By the 1960s Hogarth press had modernised its printing equipment and had diversified into stationery of all kinds; booklets, multicoloured leaflets and show-cards as well as the continuing need for hotel brochures and restaurant menus. For the Tea Division they produced a range of brilliantly coloured point-of-sale advertising material, order forms, and letter-heads. For the Bakery and Ice Cream Divisions a similar service was provided. The Hotels and Town & Country Catering were also big customers of Hogarth Press and their requirement demanded different types of stationery and card usually to a very high standard. Work was also undertaken for other organisations where they competed with some of the specialised printers in the trade. By 1967 Hogarth Press employed 125 staff from paper buyers, designers and accountants to compositors and machine operatives.

In February 1971, Hogarth installed a two-colour Roland Rekord (German) litho machine (costing £26,000) which helped make Hogarth Press more competitive in the field of full-colour litho printing. Their design department could produce the label images required for say, bottles, and transfer these to the efficient colour presses. The Roland Rekord machine could handle up to 7,000, 25x38 inch, sheets per hour with each sheet containing several labels. They produced some of the packaging for the Lyons production departments; Soft Drink labels, Tea and Coffee labels and Lyons Maid ice lolly bags as well as office stationery for every department in the Company.

Less than a decade later (September 1978) Hogarth Press installed an offset-litho press which printed four colours in one pass through the machine, together with photo-setting equipment as part of a long-term changeover from letterpress to litho. Made by Crabtree Vickers it was known as Falcon and was very compact occupying floor space in the machine room by two letterpress machines it replaced and, furthermore, it required only two staff to operate it. The photo-setting equipment was produced by Compugraphic Universal Mark IV and made in America. In photo-setting, the letters and other characters are produced on sensitised paper by directing a beam of intense light against a strip of film on which letters had been punched as blank spaces. The machine positioned the letters required against the light beam in a fraction of a second, and copy could then be tapped out as fast as the operation could type. The sensitised paper was then developed and printed in another machine and the resulting pieces of paper carrying the text, headings etc. were pasted up to form pages from which the litho printing plates were made.

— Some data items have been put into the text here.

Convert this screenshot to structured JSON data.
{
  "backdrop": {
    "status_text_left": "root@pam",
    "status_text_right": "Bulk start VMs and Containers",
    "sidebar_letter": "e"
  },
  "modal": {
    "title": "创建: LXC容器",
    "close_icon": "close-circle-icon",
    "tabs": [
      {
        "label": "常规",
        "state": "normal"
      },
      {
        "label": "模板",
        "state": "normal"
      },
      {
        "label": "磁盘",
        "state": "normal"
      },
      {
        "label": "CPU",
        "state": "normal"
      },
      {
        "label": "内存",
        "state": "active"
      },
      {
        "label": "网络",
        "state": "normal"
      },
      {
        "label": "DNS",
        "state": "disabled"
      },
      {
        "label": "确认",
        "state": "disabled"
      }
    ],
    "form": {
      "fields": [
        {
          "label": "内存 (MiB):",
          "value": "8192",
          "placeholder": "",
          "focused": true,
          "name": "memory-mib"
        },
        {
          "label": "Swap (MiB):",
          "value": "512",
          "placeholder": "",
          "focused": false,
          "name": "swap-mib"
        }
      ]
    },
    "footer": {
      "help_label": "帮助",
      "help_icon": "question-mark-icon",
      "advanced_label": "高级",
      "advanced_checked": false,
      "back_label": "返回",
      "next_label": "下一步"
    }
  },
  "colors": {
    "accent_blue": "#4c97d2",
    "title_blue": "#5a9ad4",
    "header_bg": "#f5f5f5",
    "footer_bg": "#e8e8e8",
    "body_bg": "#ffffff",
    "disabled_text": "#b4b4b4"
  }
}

In January 1981 Hogarth Press moved their production to Alperton, Middlesex, where Alperton Carton Company had premises. This followed the takeover of J. Lyons & Co by Allied Breweries Ltd in 1978 and was part of a cost-cutting exercise. Hit by the 1980s recession - and a need by the new management regime to reduce costs - Hogarth Press and Alperton Carton Company, ceased trading at the end of August 1981. Alperton Carton Company had been formed in 1955 from the Lyons Box factory in Earlham Street, Covent Garden, which had been started during the First World War primarily to make boxes for chocolates the company then marketed.